Senator BROWN (1:07 PM) —That is not my advice, Mr Temporary Chairman, and I suggest that you take advice.


The TEMPORARY CHAIRMAN —I have.


Senator BROWN —I suggest that you take advice from the President on the matter before you declare the procedure as improper. We are dealing with a tariff here rather than a tax as such. I would be quite happy to move that the Senate await a ruling on that before we proceed.


The TEMPORARY CHAIRMAN —I have given you a ruling, Senator Brown, referring to Odgers' Australian Senate Practice, chapter 13 `Financial Legislation' and we have had that checked by two independent authorities from the Clerk's office.


Senator BROWN —I disagree with the ruling and I will therefore write such.


The TEMPORARY CHAIRMAN —Very well, Senator Brown. I am telling you the consequences of your amendment but you can proceed if you want to.

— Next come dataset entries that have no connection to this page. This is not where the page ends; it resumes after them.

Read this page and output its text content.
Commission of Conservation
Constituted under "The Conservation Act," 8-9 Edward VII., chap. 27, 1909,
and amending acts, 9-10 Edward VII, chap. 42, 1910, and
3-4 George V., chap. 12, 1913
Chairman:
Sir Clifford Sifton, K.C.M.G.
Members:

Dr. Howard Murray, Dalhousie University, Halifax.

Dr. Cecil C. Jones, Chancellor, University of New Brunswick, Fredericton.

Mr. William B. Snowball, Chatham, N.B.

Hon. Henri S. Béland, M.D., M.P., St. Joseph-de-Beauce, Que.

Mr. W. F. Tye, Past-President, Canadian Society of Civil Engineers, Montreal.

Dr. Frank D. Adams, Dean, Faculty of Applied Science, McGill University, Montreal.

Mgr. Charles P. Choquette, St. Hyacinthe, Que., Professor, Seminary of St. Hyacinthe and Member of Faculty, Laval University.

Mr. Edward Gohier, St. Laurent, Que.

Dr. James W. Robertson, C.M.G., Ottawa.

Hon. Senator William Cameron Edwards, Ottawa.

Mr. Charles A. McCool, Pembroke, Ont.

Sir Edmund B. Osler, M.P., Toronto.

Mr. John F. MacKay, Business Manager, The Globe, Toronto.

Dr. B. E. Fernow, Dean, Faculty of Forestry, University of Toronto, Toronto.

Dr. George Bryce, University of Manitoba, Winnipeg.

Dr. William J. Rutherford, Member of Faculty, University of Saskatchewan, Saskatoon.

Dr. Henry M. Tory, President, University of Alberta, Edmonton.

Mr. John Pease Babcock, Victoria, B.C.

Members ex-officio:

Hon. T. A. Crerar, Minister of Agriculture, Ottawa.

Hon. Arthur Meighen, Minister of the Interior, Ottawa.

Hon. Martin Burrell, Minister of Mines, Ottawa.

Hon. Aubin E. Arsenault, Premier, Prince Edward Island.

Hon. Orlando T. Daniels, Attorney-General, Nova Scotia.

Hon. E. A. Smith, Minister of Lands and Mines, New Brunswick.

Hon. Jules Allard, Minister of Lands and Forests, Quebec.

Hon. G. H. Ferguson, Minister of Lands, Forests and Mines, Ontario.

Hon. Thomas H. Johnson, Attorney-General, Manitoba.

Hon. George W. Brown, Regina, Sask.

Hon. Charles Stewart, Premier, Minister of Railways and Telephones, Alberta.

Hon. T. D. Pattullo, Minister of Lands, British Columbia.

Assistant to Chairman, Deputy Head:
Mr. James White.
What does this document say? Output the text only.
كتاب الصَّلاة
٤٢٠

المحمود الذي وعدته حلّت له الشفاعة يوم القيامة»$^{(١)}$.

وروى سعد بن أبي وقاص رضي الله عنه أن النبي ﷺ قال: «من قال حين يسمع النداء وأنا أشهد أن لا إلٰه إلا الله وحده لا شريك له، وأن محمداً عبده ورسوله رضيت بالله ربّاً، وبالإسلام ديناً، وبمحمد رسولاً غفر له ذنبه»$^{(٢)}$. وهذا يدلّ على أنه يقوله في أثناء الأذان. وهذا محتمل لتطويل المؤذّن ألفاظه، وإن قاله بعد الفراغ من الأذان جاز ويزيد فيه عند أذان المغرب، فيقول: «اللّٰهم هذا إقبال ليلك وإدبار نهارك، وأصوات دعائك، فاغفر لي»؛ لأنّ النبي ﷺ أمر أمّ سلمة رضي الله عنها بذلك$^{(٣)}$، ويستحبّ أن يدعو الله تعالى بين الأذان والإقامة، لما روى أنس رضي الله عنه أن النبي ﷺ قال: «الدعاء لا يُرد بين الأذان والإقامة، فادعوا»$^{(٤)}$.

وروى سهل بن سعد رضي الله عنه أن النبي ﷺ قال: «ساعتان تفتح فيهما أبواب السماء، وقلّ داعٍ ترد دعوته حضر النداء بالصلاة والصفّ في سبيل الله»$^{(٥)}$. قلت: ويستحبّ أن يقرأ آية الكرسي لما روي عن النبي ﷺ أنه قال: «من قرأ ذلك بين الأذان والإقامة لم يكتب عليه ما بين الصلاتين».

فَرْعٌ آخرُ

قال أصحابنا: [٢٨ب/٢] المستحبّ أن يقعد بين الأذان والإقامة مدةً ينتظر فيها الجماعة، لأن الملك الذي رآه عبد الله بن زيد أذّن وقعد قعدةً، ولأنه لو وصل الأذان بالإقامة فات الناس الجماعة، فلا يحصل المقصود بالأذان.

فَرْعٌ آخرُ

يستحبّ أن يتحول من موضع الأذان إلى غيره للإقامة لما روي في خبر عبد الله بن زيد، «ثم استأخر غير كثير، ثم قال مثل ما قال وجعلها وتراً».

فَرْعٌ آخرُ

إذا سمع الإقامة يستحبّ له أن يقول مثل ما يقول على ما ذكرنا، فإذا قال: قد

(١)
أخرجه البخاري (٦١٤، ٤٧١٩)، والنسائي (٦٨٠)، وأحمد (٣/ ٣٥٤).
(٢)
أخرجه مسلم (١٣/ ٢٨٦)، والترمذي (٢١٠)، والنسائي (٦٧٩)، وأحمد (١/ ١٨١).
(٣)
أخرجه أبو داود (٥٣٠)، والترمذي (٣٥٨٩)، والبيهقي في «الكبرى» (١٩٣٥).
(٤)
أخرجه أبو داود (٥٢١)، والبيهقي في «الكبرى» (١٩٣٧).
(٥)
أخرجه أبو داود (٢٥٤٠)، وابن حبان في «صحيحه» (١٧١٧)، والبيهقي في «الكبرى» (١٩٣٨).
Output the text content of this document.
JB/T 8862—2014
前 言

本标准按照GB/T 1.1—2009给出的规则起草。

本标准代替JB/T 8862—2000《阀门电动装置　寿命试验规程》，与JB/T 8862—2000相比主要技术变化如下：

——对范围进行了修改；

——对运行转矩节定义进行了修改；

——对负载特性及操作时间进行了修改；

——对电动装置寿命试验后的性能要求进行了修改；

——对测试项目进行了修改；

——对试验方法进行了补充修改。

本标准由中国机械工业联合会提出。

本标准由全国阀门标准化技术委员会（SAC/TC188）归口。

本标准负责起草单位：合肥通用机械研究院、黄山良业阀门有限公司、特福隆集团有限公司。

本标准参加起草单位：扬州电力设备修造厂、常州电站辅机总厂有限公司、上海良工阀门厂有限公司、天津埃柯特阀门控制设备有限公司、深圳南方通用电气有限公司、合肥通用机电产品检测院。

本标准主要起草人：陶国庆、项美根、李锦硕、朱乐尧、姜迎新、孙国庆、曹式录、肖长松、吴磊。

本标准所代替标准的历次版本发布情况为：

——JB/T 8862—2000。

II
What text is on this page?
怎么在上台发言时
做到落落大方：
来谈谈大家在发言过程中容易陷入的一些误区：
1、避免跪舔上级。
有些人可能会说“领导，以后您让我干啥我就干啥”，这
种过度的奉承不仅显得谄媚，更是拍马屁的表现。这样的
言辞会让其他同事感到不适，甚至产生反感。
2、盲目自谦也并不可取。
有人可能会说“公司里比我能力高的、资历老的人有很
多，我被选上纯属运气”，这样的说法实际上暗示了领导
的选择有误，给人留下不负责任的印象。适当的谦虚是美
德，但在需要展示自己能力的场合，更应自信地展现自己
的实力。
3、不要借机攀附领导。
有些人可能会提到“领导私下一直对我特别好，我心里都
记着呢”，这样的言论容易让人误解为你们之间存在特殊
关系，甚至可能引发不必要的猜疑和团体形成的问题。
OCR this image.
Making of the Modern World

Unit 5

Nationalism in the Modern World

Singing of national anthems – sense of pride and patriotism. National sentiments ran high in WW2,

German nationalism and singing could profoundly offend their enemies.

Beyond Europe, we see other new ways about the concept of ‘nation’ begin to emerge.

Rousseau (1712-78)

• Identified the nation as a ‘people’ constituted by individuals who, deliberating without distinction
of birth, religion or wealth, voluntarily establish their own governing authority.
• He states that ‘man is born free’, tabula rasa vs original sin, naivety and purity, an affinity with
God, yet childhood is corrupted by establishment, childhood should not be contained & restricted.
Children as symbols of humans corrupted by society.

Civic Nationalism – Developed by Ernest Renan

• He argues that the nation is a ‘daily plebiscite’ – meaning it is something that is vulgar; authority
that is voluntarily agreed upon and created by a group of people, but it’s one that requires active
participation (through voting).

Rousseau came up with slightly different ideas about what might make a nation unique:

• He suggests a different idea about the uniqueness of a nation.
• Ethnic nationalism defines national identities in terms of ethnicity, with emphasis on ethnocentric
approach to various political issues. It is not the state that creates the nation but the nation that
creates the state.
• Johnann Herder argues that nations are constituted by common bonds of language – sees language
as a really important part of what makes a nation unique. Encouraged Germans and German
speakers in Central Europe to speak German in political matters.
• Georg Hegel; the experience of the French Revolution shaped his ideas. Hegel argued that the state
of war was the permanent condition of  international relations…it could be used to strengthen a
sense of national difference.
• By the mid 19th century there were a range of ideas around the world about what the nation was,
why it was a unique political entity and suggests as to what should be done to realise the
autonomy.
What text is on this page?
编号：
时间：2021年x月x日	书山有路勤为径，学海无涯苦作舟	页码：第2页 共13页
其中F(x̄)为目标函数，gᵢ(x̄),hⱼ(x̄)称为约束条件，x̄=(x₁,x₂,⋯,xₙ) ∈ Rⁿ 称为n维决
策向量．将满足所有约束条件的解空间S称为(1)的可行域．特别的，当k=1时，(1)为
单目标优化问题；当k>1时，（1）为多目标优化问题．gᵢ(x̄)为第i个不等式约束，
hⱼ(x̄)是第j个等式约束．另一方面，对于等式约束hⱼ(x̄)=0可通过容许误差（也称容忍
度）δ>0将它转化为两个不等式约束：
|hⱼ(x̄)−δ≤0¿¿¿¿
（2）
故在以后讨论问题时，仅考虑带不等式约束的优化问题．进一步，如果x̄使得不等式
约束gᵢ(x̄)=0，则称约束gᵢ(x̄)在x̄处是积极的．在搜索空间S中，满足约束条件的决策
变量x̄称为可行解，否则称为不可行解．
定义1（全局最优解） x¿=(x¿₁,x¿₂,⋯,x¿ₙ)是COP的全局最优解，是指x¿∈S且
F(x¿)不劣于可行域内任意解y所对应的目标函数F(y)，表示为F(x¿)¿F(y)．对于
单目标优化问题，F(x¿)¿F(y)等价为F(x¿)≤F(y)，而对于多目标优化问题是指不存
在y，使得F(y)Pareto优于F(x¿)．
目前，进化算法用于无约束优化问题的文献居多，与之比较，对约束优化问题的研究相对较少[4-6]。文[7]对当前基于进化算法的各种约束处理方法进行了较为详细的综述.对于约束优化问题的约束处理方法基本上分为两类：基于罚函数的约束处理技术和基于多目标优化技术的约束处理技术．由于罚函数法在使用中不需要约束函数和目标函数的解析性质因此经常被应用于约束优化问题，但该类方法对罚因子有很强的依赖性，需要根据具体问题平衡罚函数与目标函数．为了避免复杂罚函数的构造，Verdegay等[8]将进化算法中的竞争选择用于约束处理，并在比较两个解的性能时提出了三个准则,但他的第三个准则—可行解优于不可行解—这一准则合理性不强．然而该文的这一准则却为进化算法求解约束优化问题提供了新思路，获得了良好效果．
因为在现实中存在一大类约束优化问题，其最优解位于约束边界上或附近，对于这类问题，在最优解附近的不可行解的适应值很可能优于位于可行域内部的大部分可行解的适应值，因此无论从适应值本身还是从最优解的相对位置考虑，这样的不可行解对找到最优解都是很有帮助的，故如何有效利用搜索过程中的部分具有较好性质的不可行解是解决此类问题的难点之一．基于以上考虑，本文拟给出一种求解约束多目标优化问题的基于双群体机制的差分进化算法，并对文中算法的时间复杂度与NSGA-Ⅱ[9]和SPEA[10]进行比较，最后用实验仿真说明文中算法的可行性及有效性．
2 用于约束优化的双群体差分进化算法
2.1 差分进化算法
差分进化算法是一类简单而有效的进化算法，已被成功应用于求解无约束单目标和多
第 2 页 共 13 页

Senator BROWN —I certainly will, but I am flagging a disagreement with your ruling until we have further advice on it. Let me go back to Senator Minchin's statement of `the Greens in the guise of Senator Brown'. I am here as a Green and I accept Senator Minchin as a government and Liberal Party senator and I hope he gets the same respect from across the chamber. When it comes to families, what he was talking about is bunkum. I referred to the fact that only some 10 per cent of people do get off the road in their vehicles, so we are dealing with the 90 per cent of people whom he did not meet at Innamincka. I also want to draw his attention to the fact that, even if you do take all the four-wheel drives into account, 80 per cent of Australians are buying conventional sedans. They are families and they are the people that this government is punishing with an extra $5,000 impost. That is the way that it goes. This government is penalising families because it is not giving them the same tariff break when it comes to imported—



Senator BROWN —Yes. Senator Minchin is caught by his own argument there. He is penalising families that do not have four-wheel drive vehicles—which is most of them. I would have thought that he would have thought better than that. When it comes to the car industry, I advise him to consult with them as to whether they think they would do better making four-wheel drives in Australia with a five per cent tariff on imported vehicles than they would with a 15 per cent tariff on imported vehicles, which is what this move would mean. Of course, that is nonsense. It would be in the interests of the Australian car industry to have this tariff matter fixed up. It will help to protect jobs. It will help to protect the industry itself and, as I have indicated, it will certainly help the environment at least while we are in this phase where most of these vehicles are being imported.